2024 Awardees : TYLER JENKINS and
DAMALI WILLINGHAM
Tyler Jenkins
Tyler Jenkins (also known as Tyler Goldchain) is a New Haven based musician/composer whose artistic journey began with the vibrant music he experienced in his grandmother’s Jamaican storefront church in Bridgeport. At age 4, he was playing drums at church. By 4th grade, he played multiple instruments. He then continued to soar musically through high school – studying at both Neighborhood Music School and the Educational Center for the Arts — and achieving acclaim and awards. One example: A protest song against gun violence he wrote in his senior year was included in an album of student protest songs produced by a Grammy-winning producer.
Tyler continued to expand his creative reach while at Wesleyan College on a full scholarship. While there he scored several short student films, one of which, Graveyard, won multiple national awards including “Best Original Score” by the Los Angeles Crime and Horror Film Festival.
Since graduation, his upward trajectory has continued. He sang background on Alicia Keys’ 2022 World Tour and founded a music composition company, Goldchain Entertainment.
Also quite significant, especially in terms of the Bitsie Fund: He composed music for the award-winning play, Death by a Thousand Cuts, written and directed by fellow Bitsie Fund awardee Steve Driffin. Tyler is currently composing his first feature length film and composing for an experimental dance film. He has also received his first orchestral commission from the New Haven Symphony Orchestra, an arrangement for its 2025 family concert based on Anansi the Spider.
Tyler’s project for the Bitsie Fund is an original composition written for New Haven musicians. He describes the piece as an “introspective meditation of love and healing.” It “articulates the semi-autobiographical perspective of a black boy experiencing love in his life” and “purposely differs from the trauma-based storytelling that is very popular in the media.”
Damali Willingham
Damali Willingham is a conductor, composer, multi-instrumentalist and educator living in New Haven. They started playing saxophone at age 9, bassoon at 11, and when 13, began to compose, with some of their compositions performed by youth orchestras and the Atlanta Symphony Orchestra. At age 14, they began conducting; and by age 17, they had received major recognition in the conducting field.

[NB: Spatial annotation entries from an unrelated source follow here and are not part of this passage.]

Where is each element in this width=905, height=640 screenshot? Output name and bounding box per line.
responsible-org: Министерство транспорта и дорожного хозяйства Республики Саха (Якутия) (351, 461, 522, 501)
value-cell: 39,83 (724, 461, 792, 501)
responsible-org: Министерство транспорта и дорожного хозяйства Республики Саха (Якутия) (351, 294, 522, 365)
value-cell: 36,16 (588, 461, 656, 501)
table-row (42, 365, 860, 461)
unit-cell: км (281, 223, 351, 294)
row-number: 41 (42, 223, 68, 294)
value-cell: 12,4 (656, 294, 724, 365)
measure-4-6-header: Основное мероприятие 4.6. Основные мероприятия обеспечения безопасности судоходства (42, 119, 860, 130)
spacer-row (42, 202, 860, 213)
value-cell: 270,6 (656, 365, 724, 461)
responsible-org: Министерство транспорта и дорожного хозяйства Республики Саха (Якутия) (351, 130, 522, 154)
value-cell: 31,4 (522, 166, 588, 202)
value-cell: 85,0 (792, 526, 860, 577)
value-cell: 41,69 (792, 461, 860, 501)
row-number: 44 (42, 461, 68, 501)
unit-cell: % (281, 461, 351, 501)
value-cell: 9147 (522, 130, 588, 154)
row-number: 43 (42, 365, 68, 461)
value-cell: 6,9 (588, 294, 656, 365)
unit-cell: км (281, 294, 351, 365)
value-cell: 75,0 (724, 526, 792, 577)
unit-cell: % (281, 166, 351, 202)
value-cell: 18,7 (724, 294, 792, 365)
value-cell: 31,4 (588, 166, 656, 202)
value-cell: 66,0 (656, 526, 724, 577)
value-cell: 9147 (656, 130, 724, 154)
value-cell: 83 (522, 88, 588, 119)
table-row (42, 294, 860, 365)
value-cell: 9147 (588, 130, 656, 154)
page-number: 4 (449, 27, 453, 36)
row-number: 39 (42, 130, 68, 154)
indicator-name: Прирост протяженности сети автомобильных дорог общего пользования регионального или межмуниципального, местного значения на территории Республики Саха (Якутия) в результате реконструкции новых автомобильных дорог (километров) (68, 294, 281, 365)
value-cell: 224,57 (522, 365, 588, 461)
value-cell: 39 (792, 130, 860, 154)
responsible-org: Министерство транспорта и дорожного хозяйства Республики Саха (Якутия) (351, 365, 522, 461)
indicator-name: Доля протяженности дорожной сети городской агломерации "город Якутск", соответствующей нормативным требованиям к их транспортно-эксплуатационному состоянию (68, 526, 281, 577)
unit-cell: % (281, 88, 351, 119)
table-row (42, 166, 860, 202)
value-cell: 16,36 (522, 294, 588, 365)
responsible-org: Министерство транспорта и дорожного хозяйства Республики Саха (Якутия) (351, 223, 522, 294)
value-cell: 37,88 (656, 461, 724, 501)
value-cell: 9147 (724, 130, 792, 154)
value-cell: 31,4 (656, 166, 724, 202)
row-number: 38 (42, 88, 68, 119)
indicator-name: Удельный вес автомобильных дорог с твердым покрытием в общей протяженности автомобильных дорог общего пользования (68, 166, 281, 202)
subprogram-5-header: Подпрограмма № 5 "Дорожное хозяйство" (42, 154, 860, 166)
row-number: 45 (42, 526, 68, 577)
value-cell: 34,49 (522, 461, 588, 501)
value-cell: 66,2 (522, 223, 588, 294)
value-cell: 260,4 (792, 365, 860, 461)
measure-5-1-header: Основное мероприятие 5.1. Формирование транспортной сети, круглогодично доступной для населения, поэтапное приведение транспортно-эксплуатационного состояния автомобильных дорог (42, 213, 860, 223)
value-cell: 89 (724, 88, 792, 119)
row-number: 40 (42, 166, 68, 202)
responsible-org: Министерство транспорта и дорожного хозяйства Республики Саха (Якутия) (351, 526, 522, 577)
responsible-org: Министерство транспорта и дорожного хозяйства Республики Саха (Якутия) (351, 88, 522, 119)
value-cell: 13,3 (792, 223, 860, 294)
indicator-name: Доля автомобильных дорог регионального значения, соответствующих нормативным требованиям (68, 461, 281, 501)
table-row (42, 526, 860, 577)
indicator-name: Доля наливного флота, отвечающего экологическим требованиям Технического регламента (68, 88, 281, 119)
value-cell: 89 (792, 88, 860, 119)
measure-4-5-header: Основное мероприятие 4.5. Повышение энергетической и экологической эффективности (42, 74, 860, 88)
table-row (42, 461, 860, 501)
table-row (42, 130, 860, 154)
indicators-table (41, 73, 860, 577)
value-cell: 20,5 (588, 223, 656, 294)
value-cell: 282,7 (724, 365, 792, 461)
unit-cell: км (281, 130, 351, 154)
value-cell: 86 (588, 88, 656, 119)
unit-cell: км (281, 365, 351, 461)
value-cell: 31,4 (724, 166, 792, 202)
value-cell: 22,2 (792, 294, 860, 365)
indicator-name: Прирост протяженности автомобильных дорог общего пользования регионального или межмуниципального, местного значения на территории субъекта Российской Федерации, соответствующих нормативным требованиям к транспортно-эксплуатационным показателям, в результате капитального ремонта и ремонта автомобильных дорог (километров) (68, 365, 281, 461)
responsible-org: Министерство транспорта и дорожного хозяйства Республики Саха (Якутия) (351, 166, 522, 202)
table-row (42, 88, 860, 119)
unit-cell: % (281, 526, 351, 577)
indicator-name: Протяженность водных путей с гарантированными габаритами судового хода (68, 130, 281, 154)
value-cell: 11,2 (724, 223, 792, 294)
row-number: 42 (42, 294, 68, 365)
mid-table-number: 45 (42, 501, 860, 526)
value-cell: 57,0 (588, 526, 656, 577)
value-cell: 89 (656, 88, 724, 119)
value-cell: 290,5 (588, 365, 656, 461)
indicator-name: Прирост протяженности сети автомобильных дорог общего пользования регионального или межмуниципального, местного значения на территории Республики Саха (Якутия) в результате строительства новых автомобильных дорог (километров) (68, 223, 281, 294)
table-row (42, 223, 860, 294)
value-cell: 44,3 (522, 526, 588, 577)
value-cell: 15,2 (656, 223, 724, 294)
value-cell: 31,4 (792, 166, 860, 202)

Damali’s upward trajectory continued at the Berklee College of Music, where they served as music director and guest conductor of numerous ensembles, including the Berklee Motion Picture Orchestra, the college’s largest student-run ensemble. Since graduating Summa Com Laude, Damali has continued to garner accolades and awards, including a prestigious conducting award at the 2023 Aspen Conducting Academy.
They are currently working as a teaching artist and conducting fellow with the Greater Connecticut Youth Orchestras, fulfilling a passion for teaching and working with youth.
Although clearly destined for a distinguished career as a classical conductor, Damali realized that to be true to themselves, they had to change direction. “The confines of classical music,” they explain, “don’t provide the space for all parts of my artistic identity to be expressed, and I know that there is a tremendous potential for me to grow into the parts of my artistry that have been neglected by the classical pedagogy.”
Damali’s new pursuit, which the Bitsie Fund will support, includes exploring the music of their ancestors, focusing on various genres within contemporary music and bringing that into “conversation with their classical music education.” “Rounding out my skill sets in this way,” Damali explains, “will bring joy and honesty into the work I do which I want to be the basis of the career that I build.” Damali is also committed to collaboration with some of the extraordinary musicians in the New Haven area, and through that collaboration, to bring life, health and spiritual vitality to the community through music.